The C. livia species includes pigeons belonging to hundreds of breeds with a wide range of physical features, ornamentation, behaviors, and vocal calls, the researchers said. And because the birds have been subjected to extensive breeding — often aimed at selecting for certain traits — the pigeon has the potential to serve as a useful model for delving into the genetics of those traits, they added.

Among pigeons' more noticeable features are head crests, found in 80 or more pigeon species. These are sometimes classified as manes, hoods, shells, or peaks depending on the precise shape formed by the head and neck feathers.

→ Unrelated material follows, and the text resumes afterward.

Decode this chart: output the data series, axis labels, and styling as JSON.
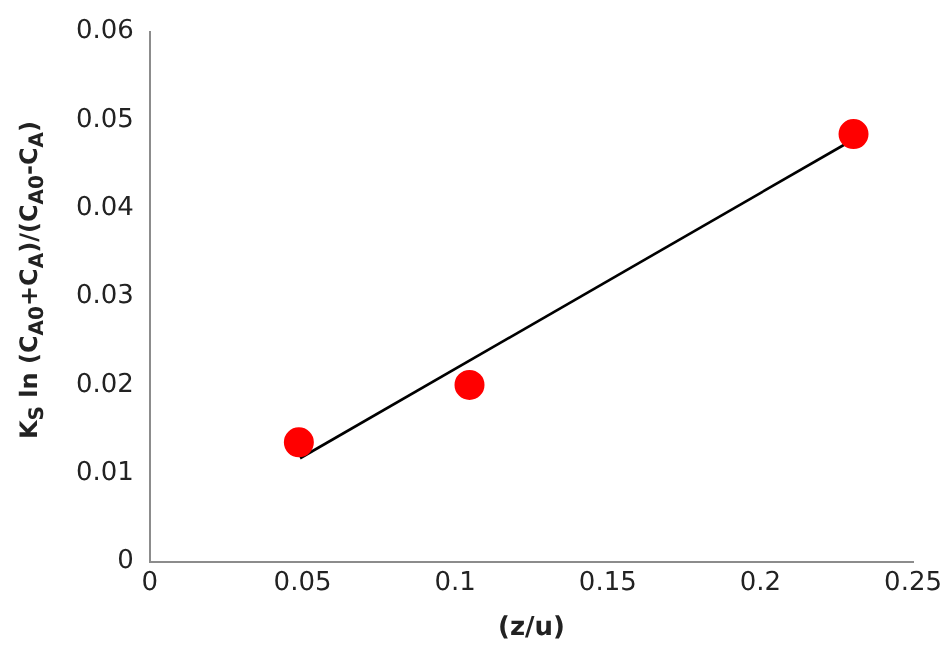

"Some [head crests] are small and pointed," Shapiro said in a statement. "Others look like a shell behind the head; some people think they look like mullets. They can be as extreme as an Elizabethan collar."

For the current study, the researchers looked for candidate genes related to head crest formation, as part of their broader study on pigeon genomics and phylogeny.

The team used Illumina's HiSeq 2000 instrument to generate sequences for a male pigeon from the "Danish tumbler" breed. After putting together a 1.1 billion-base reference genome from this data, the team went on to resequence 40 more C. livia pigeons at depths of eight to 26-fold coverage.

These resequenced birds included two feral pigeon representatives — one from Utah and another from Virginia — as well as 38 birds from three dozen domestic breeds.

Using 1.48 million variants found in the pigeon genomes, the researchers put together a pigeon phylogeny that largely underscores the Middle Eastern ancestry of modern-day pigeon breeds.

For instance, they demonstrated that short-beaked pigeons in the "owl breeds" shared particularly close genetic ties with breeds originating in Syria, Lebanon, and Egypt, while breeds historically linked to Iran and India tended to group together — a pattern that Shapiro said is "consistent with historical records of trade routes between those regions."

"People were not only trading goods along those routes," he added, "but probably also interbreeding their pigeons."

On the other hand, the investigators found that feral pigeons from the US clustered genetically with the racing pigeon breeds or "racing homers," suggesting the free birds may be descendents of fugitive homers that flew the coop.

In an effort to find genes related to head crest formation, meanwhile, the researchers resequenced eight pigeons with head crests, uncovering shared homozygous changes in EphB2 in all eight of the crested birds. The precise effect that this gene has on feather formation and growth remains to be determined, as do the additional genetic factors controlling the precise size and shape of head crests across the pigeon breeds.

Even so, the researchers saw head crest-associated signs of positive selection in and around EphB2 when they genotyped 61 birds belonging to 22 breeds known for having head crests and another 69 head crest-free birds from 57 breeds. And analyses of EphB2 data in other species suggested that crest-related changes to the gene likely curb the downstream activation of a receptor tyrosine kinase pathway.

Based on these data, the study's authors called EphB2 a "convincing candidate" in head crest formation. They also noted that the same approach used in the current study could yield information on genes involved in other derived pigeon traits.